ActiveRecord likes caching used association objects. I think this might be where your problem is. When you do third_obj.dependent_objects the objects are loaded into memory and cached. Then when you destroy third_obj, it destroys parents then destroys dependent_objects. But if there are cached obj, rather than loading them from the db to destroy them, it calls destroy on the cached version, which has a stale parent id and already no longer exists in the db.

One way to fix this would be to reorder the has_many declarations so destroys are called in the other order.

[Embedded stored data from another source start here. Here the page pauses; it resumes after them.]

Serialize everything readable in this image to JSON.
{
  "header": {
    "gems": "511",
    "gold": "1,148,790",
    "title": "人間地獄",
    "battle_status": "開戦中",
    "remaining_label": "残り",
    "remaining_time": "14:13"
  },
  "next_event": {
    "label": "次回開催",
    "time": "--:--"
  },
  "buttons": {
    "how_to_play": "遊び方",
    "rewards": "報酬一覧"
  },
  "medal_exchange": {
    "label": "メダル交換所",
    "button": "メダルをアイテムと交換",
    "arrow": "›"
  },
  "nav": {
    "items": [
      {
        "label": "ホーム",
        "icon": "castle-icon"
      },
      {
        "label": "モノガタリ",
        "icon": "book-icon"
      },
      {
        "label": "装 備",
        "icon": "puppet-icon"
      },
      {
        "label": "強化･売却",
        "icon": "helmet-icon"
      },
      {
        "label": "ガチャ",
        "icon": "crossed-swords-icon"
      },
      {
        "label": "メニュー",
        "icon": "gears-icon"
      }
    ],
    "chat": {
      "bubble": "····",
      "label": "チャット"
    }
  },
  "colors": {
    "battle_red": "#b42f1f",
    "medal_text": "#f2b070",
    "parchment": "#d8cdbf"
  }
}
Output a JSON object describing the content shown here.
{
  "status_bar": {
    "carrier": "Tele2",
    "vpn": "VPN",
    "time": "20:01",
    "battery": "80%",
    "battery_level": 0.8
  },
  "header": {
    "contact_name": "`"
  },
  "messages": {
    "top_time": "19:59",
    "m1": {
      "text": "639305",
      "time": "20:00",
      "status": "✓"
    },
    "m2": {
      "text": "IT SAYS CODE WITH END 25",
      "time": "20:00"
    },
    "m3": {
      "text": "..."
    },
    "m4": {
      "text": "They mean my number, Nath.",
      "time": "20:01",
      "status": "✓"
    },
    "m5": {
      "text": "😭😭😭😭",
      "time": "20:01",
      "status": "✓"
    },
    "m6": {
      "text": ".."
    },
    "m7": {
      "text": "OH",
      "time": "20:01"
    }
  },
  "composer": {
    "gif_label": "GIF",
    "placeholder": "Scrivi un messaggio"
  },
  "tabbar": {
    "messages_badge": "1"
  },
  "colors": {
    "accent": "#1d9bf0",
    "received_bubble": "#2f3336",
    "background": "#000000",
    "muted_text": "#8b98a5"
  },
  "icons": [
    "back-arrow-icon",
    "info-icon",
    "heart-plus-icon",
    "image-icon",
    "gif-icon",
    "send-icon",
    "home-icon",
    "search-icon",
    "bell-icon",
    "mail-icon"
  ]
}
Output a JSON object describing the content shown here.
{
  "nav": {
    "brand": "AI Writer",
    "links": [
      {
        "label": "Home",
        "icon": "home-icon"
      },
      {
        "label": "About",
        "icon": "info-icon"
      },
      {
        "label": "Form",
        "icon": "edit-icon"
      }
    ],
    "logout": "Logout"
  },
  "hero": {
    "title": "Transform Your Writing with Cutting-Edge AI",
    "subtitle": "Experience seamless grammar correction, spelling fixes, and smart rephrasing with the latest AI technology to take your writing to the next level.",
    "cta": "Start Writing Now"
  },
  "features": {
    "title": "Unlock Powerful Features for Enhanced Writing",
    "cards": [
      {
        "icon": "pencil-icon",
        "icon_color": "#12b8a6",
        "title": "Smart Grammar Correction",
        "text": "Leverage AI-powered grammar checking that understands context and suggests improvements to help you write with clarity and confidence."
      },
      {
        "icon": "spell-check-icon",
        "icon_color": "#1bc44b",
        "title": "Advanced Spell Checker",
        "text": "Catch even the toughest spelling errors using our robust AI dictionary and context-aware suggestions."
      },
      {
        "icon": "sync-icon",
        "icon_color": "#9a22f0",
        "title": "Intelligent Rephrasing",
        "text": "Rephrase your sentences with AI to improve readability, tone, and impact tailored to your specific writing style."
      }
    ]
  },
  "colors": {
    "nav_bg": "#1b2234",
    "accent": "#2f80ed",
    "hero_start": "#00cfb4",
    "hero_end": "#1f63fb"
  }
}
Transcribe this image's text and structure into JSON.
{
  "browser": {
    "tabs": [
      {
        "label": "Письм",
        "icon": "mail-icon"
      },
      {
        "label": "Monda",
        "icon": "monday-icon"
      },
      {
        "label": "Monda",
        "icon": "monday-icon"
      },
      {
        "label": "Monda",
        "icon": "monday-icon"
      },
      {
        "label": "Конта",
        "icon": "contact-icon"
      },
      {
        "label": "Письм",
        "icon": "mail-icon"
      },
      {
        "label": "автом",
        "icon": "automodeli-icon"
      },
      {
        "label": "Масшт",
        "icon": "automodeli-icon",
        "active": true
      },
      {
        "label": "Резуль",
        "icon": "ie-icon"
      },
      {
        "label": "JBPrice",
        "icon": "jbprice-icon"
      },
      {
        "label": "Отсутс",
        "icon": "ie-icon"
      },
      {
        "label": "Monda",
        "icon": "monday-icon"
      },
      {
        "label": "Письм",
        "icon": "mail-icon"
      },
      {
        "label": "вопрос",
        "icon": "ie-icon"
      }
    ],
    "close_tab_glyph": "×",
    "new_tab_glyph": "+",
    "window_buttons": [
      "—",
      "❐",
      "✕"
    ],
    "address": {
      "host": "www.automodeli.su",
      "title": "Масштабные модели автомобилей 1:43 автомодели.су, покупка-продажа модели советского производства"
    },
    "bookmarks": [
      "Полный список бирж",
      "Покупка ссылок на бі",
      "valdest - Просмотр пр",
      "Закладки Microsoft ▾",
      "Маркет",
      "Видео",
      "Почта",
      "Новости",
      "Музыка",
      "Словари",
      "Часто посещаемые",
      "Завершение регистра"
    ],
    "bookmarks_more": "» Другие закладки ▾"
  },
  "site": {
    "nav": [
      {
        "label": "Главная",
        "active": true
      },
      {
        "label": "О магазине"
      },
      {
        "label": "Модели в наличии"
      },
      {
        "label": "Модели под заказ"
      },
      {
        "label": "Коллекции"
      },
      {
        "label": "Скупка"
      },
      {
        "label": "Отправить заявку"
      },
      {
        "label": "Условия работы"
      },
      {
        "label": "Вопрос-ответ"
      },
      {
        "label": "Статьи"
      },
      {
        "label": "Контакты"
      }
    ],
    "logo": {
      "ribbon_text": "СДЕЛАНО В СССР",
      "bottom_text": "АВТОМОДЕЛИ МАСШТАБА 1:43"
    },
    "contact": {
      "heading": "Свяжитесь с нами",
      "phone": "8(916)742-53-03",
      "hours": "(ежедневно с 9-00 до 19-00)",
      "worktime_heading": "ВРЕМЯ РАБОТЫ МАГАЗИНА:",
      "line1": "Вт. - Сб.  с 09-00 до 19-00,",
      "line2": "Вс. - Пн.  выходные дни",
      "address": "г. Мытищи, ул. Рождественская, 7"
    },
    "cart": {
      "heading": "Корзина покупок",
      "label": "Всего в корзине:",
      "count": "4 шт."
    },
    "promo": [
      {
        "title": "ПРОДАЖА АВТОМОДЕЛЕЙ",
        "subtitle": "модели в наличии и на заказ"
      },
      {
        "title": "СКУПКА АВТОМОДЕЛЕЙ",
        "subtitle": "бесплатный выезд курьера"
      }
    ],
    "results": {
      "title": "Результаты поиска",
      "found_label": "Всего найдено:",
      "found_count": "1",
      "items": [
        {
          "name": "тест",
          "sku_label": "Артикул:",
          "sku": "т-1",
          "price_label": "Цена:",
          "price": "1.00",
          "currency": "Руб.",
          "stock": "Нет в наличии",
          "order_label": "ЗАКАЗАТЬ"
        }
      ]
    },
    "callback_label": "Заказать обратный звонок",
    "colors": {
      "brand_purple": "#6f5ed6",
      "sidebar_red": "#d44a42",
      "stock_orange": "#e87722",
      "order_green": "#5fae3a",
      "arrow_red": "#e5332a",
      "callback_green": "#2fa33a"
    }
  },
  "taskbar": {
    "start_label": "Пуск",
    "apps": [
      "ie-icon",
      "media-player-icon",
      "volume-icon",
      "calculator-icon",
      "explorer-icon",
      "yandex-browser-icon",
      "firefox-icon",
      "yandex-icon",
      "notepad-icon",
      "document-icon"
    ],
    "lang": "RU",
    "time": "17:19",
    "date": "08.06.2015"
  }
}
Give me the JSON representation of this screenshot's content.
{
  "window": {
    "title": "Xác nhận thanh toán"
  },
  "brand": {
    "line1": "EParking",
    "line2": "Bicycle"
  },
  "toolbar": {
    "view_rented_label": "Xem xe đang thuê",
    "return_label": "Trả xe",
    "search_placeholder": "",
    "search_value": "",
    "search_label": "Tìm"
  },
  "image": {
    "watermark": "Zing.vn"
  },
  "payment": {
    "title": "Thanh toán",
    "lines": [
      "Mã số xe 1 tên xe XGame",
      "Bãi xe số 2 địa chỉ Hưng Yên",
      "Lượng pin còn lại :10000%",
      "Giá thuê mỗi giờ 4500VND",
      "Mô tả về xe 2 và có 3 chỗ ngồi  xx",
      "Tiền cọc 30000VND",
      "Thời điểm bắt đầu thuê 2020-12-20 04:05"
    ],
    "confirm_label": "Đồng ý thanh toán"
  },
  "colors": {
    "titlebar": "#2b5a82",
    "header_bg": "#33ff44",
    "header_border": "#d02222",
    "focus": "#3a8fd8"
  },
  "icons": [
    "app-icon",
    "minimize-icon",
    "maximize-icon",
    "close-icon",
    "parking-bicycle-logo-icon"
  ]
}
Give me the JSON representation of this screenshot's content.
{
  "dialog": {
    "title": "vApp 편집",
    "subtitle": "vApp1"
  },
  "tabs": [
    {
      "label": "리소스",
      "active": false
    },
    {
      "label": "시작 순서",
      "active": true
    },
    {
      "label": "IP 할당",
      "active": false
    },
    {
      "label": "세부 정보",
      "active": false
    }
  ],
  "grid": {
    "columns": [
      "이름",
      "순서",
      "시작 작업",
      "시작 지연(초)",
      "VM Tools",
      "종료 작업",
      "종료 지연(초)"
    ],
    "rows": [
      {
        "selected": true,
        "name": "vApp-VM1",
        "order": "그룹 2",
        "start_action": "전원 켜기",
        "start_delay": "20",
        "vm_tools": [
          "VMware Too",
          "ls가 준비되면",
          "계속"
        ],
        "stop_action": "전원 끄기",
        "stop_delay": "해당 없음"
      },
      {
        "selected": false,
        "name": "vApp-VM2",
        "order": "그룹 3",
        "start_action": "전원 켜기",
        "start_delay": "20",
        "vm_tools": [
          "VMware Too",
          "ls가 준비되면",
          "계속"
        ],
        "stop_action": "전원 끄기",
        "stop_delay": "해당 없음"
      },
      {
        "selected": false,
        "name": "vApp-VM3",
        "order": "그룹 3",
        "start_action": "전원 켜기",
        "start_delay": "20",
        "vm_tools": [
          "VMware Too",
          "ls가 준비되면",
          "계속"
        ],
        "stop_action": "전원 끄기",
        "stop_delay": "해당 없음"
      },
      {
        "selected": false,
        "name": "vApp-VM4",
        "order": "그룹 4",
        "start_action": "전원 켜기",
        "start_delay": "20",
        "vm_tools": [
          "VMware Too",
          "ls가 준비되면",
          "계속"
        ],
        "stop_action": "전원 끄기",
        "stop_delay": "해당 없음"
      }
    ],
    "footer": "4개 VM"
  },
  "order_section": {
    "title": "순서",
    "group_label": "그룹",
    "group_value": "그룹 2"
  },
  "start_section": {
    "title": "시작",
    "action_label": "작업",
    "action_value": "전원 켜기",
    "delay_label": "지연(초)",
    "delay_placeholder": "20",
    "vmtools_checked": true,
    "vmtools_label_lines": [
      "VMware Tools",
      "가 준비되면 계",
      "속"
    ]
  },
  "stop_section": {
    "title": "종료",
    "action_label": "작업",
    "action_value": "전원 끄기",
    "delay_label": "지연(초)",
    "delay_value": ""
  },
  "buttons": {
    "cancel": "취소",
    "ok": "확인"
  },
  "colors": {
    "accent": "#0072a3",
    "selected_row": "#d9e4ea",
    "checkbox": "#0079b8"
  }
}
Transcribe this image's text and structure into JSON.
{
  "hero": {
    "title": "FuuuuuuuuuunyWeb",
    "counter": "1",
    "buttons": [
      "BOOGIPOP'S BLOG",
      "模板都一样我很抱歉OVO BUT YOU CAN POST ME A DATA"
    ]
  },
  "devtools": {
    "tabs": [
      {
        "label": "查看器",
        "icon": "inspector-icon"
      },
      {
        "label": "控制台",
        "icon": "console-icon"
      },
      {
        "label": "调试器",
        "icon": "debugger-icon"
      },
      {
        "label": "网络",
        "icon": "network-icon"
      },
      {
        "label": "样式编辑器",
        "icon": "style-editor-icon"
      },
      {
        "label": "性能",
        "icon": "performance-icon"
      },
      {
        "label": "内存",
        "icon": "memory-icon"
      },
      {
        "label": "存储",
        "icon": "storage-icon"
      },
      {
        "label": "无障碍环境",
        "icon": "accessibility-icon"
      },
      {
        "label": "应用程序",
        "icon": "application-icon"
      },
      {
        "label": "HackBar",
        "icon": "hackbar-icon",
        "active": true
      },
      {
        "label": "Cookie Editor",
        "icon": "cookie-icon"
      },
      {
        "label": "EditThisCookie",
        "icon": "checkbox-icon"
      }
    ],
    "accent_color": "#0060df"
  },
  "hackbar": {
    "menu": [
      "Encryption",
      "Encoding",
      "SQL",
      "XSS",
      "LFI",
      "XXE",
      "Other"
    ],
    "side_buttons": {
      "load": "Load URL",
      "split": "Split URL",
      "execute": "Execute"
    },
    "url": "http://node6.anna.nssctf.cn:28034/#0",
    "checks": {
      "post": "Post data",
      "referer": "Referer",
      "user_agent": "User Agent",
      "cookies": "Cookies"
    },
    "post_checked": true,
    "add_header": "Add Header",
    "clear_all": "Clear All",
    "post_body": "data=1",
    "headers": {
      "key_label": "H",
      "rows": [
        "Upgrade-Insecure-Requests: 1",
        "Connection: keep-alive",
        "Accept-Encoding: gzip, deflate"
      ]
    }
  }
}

    has_many :dependent_objects, :dependent => :destroy
    has_many :parents, :dependent => :destroy

This would have a few extra sql calls, but would not have nil problems. But there are better ways to count things. e.g.

parent.dependent_objects.count #does a sql count query--much faster
                               #than loading all the obj in memory

you could also use the :counter_cache => true option on parent's has_many :dependent_objects declaration and add a column to the parents table dependent_objects_count

BaroqueBobcat
This was absolutely ideal. Thanks so much!